Today is the Christian celebration of Epiphany so I’m going to blunder along by making a tenuous connection with it and Dark Souls. That connection is the lore surrounding the three kings who visited baby Jesus and the lore surrounding The Four Kings of Dark Souls.
The lore of Dark Souls is woven through the game; it’s not presented in an opening cut scene with an expository voice-over but is instead hinted at in the items one finds, the conversations one has with NPCs, and the land itself. The player has to actively seek it out and really pay attention to get the back story of Dark Souls. It would be very easy to complete the game and come away no wiser to its background. The great point about this is that the player can take as much or as little attention as he or she likes and one’s enjoyment isn’t impacted in any way – the story is simply there.
Here is a video on the lore that has been teased out about the The Four Kings.
Considering the amount of effort it would’ve taken to search through the game and piece all that together, It’s a pretty impressive video.
So now let’s turn our attention to the three kings who visited baby Jesus. What lore is known about them? They came from the East. There’s three. They brought one gift each for the Messiah – myrrh, gold and frankincense. They followed a star. It led them to the stable Jesus was born in. You know the drill.
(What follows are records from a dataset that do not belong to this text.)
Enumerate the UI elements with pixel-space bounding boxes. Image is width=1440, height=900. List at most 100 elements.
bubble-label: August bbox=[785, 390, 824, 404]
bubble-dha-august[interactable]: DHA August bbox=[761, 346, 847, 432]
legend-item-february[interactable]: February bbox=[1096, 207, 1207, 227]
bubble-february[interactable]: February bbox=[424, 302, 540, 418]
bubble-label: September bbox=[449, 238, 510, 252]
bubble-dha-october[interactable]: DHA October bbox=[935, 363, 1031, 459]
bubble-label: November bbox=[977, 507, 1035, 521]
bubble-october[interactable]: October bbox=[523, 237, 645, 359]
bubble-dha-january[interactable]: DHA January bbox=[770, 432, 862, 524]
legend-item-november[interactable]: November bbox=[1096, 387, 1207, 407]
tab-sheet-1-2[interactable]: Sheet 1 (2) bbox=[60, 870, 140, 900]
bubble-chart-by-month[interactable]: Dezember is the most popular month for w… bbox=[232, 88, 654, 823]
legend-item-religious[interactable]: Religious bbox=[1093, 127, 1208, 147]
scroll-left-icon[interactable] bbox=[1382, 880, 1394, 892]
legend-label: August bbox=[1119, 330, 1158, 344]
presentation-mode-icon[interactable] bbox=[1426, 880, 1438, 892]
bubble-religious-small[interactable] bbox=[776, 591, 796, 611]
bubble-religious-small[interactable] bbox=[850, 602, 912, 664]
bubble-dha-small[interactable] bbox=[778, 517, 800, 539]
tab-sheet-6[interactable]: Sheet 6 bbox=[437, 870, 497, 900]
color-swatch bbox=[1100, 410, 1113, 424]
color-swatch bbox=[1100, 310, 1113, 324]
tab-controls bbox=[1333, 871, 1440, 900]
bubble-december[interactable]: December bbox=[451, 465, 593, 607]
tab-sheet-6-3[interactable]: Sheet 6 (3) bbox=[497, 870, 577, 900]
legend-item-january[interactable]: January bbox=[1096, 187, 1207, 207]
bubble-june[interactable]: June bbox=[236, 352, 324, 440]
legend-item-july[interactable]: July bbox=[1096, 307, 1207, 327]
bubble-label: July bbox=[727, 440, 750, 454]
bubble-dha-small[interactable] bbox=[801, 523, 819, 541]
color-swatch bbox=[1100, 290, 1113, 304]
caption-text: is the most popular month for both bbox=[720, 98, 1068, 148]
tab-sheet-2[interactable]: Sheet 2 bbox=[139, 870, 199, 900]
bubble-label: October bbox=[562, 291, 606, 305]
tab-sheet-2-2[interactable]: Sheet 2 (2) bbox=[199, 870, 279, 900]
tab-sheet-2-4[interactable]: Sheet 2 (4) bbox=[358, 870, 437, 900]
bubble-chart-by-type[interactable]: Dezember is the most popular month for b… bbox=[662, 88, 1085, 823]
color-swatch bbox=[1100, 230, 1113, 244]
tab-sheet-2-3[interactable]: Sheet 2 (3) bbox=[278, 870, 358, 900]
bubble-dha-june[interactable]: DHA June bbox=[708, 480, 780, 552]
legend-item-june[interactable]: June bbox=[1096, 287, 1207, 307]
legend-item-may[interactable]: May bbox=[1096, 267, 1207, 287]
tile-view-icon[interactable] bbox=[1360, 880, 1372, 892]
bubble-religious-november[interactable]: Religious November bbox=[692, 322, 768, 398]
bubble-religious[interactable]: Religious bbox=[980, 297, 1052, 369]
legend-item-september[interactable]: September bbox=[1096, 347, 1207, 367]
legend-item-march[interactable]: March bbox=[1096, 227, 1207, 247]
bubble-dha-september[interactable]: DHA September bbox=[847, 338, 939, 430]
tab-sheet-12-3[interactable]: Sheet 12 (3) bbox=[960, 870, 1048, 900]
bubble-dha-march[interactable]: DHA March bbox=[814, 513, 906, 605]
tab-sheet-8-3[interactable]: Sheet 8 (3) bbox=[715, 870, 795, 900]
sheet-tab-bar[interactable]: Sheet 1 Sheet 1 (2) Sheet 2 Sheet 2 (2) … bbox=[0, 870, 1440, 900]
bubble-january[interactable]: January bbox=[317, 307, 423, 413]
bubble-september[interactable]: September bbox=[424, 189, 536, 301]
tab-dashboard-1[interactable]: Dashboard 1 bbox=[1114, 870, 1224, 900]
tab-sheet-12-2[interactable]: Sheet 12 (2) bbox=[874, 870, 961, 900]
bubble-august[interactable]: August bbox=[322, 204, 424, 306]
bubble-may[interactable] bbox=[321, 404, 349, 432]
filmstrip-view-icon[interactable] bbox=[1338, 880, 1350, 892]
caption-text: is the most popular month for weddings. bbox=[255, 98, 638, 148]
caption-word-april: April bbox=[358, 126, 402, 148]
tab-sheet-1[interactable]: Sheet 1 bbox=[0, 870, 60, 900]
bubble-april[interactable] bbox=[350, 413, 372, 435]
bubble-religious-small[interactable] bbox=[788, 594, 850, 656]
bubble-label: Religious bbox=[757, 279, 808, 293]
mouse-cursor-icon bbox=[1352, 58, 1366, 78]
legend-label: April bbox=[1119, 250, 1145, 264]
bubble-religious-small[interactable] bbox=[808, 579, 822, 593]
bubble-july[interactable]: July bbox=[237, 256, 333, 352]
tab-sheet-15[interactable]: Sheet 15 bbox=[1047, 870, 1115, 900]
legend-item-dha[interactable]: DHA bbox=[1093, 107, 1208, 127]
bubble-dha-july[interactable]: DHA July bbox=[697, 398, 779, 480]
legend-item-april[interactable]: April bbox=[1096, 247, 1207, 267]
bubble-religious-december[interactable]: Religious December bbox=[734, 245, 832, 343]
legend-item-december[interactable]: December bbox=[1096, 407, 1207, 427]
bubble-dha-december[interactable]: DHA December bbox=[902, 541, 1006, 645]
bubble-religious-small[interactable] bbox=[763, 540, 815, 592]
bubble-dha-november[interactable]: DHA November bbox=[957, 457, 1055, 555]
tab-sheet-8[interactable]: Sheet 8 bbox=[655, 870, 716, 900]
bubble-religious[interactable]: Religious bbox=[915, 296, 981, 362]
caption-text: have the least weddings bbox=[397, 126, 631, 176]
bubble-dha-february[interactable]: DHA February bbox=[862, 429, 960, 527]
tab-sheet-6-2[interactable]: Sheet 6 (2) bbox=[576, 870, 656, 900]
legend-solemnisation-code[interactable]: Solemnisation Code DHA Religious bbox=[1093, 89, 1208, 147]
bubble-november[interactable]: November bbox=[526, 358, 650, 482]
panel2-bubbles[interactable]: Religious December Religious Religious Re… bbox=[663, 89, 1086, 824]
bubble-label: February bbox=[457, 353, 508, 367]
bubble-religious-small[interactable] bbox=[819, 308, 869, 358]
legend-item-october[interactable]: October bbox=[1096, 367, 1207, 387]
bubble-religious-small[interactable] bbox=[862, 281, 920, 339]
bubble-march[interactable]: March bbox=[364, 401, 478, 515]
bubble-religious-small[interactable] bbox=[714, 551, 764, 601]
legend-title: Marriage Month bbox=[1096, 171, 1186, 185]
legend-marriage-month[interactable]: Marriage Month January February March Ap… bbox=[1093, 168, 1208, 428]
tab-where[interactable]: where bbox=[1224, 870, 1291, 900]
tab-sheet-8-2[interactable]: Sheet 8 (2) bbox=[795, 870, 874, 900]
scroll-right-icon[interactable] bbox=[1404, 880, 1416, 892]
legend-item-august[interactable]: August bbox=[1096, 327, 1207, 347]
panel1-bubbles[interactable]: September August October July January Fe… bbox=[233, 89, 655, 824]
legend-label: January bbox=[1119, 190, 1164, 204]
Well, it turns out that none of it has any evidence to back it up. The Bible is surprisingly light on any details about the three kings. That is if they were kings at all. They may have been kings… or magi… or wise men. Equal care was taken in not making a note of their place of origin as they are simply ‘from the east’. They were so important that no one asked them who they were, for their names are as unknown as their homelands.
Even the most basic fact of the story, that there were three, is not even stated. The number three was settled upon because there were three gifts, so it was assumed that the visitors brought one each. Likewise, when they visited was unknown. Any time up to about the age of two is justifiable on what is presented in the Bible, but traditionally it is now thought that they visited Jesus when he was a newborn. Neither a stable nor manger is mentioned.
The star that they followed is unknown by astronomers, and whatever it was – comet, supernova, miracle (take your pick) – it attracted no other visitors. And the same can be said for the kings themselves, as there is no record of their journey from any other source. Wherever they did come from, three important members of society (possibly kings!) leaving to follow a magical star in the hopes of finding a messiah, was as far as we know not note worthy. The Gospels also find the four kings lacking noteworthiness, with the story having about 300 words devoted to its singular appearance in Matthew.
Pretty much everything we think we know about the story is assumed or made up hundreds of later. Above I said that the great point about the lore of Dark Souls is that the player can take as much or as little attention as he or she likes and one’s enjoyment isn’t impacted in any way – the story is simply there. I wonder if the same can be said about the Epiphany?